What happens if you do not proper plan your food shopping and come home realising you actually still have a lot of veggies in the fridge? 
You need to use up all of them, because one aspect about fresh ingredients is, that they do not stay fresh that long.  So this happened to me one weekend and i had an idea, how to use up all my veggies at once, but still not have boring gratin/soup or just cooked greens.
Level: EASY (but time consuming)
What you need: (3 portions)
12 small potatoes (swedish)
1/2 zucchini
3 Pastinakes
Cocktail Tomatoes
4 cloves Garlic
Fresh Oregano
3 Tbsp Olive Oil
1 Tbsp Lemon Juice
Salt/Pepper
Creme Fresh (optional)
Toothpicks
Start washing your veggies and cutting them into slices. First you cut the potatoes and between each slice you put zucchini or pastinake. Stick the slices on a toothpick in correct order.
It can take a while to cut and stick all veggies, but once you are done there is not much work left.
Add Olive Oil and lemon Juice in a small bowl. Hack the oregano in small pieces and add on your pressed! garlic. Stir well and add some salt.
Of course you can also use less garlic if you like, but since potatoes taste almost like nothing, i like to add a bit more.

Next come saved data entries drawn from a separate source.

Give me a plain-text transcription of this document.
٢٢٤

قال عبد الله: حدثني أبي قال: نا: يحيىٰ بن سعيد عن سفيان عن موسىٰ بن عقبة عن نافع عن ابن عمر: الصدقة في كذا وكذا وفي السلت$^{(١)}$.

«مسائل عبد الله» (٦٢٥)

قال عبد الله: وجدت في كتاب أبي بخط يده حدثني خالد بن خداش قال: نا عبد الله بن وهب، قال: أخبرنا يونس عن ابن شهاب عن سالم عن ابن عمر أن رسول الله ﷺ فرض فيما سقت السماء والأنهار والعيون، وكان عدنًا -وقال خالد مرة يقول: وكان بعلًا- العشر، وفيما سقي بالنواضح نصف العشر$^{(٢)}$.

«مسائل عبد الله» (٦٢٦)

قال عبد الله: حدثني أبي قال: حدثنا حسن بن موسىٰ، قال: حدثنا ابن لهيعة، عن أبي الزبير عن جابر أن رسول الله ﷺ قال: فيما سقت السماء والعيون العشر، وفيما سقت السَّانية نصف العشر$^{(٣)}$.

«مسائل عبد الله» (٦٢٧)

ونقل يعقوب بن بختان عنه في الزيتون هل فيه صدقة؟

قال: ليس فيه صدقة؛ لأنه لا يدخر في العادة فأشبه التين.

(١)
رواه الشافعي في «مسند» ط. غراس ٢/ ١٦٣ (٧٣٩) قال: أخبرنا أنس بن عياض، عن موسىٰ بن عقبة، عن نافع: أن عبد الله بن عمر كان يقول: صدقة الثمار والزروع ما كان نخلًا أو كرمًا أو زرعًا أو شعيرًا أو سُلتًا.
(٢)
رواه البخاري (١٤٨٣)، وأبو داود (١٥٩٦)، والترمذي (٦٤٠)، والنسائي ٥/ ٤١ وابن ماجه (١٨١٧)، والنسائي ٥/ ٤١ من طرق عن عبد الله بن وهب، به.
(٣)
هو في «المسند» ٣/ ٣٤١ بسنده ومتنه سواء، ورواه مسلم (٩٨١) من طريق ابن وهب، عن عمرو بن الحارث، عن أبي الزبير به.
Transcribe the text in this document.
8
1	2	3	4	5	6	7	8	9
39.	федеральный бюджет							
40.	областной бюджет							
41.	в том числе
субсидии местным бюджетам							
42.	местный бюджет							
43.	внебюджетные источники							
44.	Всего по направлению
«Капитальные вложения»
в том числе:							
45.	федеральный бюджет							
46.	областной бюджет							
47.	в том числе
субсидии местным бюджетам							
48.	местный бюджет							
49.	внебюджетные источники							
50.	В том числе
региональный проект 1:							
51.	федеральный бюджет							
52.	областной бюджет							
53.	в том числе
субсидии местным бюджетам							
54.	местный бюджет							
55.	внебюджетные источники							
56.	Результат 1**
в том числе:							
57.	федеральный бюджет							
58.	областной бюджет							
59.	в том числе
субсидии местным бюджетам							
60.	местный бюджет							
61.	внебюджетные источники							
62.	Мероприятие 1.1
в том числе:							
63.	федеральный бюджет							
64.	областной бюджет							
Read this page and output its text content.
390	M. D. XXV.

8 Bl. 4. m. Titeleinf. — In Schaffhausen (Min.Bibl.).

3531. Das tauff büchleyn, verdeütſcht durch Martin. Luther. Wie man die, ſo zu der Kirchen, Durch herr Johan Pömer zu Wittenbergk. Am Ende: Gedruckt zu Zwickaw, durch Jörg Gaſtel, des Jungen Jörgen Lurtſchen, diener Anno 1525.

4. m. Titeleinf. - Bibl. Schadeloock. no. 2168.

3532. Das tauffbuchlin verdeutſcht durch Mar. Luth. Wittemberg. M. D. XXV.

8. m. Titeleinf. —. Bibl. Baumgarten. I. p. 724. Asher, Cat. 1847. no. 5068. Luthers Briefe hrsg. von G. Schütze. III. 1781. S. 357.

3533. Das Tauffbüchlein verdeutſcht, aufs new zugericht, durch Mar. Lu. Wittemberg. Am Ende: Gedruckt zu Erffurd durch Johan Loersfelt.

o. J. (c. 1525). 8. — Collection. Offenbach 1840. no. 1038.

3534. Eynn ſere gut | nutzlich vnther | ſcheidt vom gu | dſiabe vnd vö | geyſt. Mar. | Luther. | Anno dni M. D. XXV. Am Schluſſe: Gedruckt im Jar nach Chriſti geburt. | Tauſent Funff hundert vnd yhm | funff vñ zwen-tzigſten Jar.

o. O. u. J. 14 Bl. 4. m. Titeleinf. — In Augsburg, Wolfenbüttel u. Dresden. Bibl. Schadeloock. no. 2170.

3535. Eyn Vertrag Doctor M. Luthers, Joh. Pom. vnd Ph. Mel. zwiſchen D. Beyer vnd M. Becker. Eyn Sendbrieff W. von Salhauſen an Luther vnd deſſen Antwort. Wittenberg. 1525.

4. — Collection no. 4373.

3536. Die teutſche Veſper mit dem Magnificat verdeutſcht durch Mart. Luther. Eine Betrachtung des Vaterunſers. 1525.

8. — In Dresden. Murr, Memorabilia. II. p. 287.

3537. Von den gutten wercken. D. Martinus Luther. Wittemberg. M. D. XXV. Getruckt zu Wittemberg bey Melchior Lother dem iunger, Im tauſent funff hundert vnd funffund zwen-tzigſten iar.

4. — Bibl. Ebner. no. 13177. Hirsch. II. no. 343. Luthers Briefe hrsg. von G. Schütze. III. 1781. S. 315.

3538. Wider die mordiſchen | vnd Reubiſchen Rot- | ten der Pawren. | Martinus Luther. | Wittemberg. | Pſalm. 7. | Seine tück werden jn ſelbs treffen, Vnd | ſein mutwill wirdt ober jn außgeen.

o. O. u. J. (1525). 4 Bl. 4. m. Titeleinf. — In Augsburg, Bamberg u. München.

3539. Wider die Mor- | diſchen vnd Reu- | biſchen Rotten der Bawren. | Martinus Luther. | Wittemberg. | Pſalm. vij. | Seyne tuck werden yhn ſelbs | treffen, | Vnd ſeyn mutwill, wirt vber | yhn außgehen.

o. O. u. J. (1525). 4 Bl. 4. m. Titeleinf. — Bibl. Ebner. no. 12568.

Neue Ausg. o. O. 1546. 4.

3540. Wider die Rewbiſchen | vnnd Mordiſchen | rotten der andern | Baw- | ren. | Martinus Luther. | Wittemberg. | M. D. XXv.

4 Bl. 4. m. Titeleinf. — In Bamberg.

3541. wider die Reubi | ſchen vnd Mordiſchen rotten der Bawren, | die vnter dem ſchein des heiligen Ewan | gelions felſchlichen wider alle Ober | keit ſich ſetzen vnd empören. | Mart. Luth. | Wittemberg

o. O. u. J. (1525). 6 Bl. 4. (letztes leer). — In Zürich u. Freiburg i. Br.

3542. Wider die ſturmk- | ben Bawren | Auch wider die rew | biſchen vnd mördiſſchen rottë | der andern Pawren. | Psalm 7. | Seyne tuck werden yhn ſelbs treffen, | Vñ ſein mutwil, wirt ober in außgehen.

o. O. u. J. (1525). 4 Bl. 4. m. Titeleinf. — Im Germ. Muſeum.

Arrange all veggie sticks in a baking dish and add tomatoes in between. Spread your garlic/oregano marinate all over the vegetables.
Preheat the oven to 120°c. This is quite low, so the vegetables can cook slowly and keep their vitamins. Cover the form with aluminium foil, so the sticks don't dry out.
Bake for 90min, yes that's long, but worth it.
Remove the foil and marinate all once more with a bit of lemon juice and oil.
Increase the heat to 170°c and bake for another 15min, so they get more crispy.
Serve with creme fresh or enjoy pure!